Renato Soares – Quando deixamos de ser vistos, corremos o risco de ser esquecidos. Quando somos esquecidos, somos colocados à beira das estradas, somos abandonados. O índio, mesmo vestindo cocares de pena, andando nu, ele tem o direito de ter um sistema de comunicação mesmo virtual, porque é uma forma de se comunicar ao mundo o que acontece. Para alguns indigenistas, “índio bom é índio isolado” na selva. Mas acontece que na selva, os inimigos da etnia são as madeireiras, as mineradoras, até o próprio governo, que não os reconhece. Quando estamos totalmente isolados da sociedade, corremos o risco de sermos eliminados, é o que aconteceu com os Guarani: é como se eles não existissem, porque ninguém os ouve.
Conexão – Em 2013 no Brasil houve uma onda de pessoas que inseriram no nome de usuário no Facebook o termo “Guarani Kaiowá”, muita gente mantém até hoje. Acha que é também uma forma de chamar atenção para a causa?
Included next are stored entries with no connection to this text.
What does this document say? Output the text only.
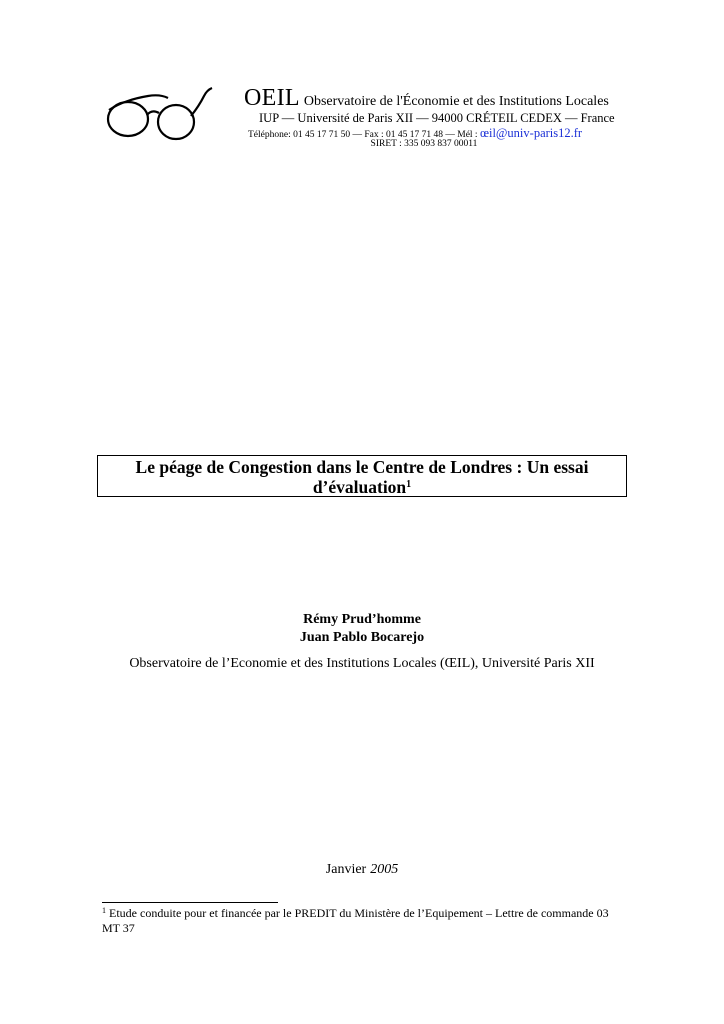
OEIL Observatoire de l'Économie et des Institutions Locales
IUP — Université de Paris XII — 94000 CRÉTEIL CEDEX — France
Téléphone: 01 45 17 71 50 — Fax : 01 45 17 71 48 — Mél : œil@univ-paris12.fr
SIRET : 335 093 837 00011
Le péage de Congestion dans le Centre de Londres : Un essai
d’évaluation$^1$
Rémy Prud’homme
Juan Pablo Bocarejo
Observatoire de l’Economie et des Institutions Locales (ŒIL), Université Paris XII
Janvier 2005
$^1$ Etude conduite pour et financée par le PREDIT du Ministère de l’Equipement – Lettre de commande 03 MT 37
Renato Soares – É interessante porque as pessoas passaram a ver que existia um personagem que está entranhado na alma brasileira! Mas não adianta você levantar uma bandeira se não levanta uma ação. Bandeira virtual sem ação nenhuma não tem lógica. Os índios foram levados a terem vergonha do que são, e isso não pode seguir assim.
Conexão – Mas o contato com a língua portuguesa e com a tecnologia não pode anular a cultura tradicional dos povos?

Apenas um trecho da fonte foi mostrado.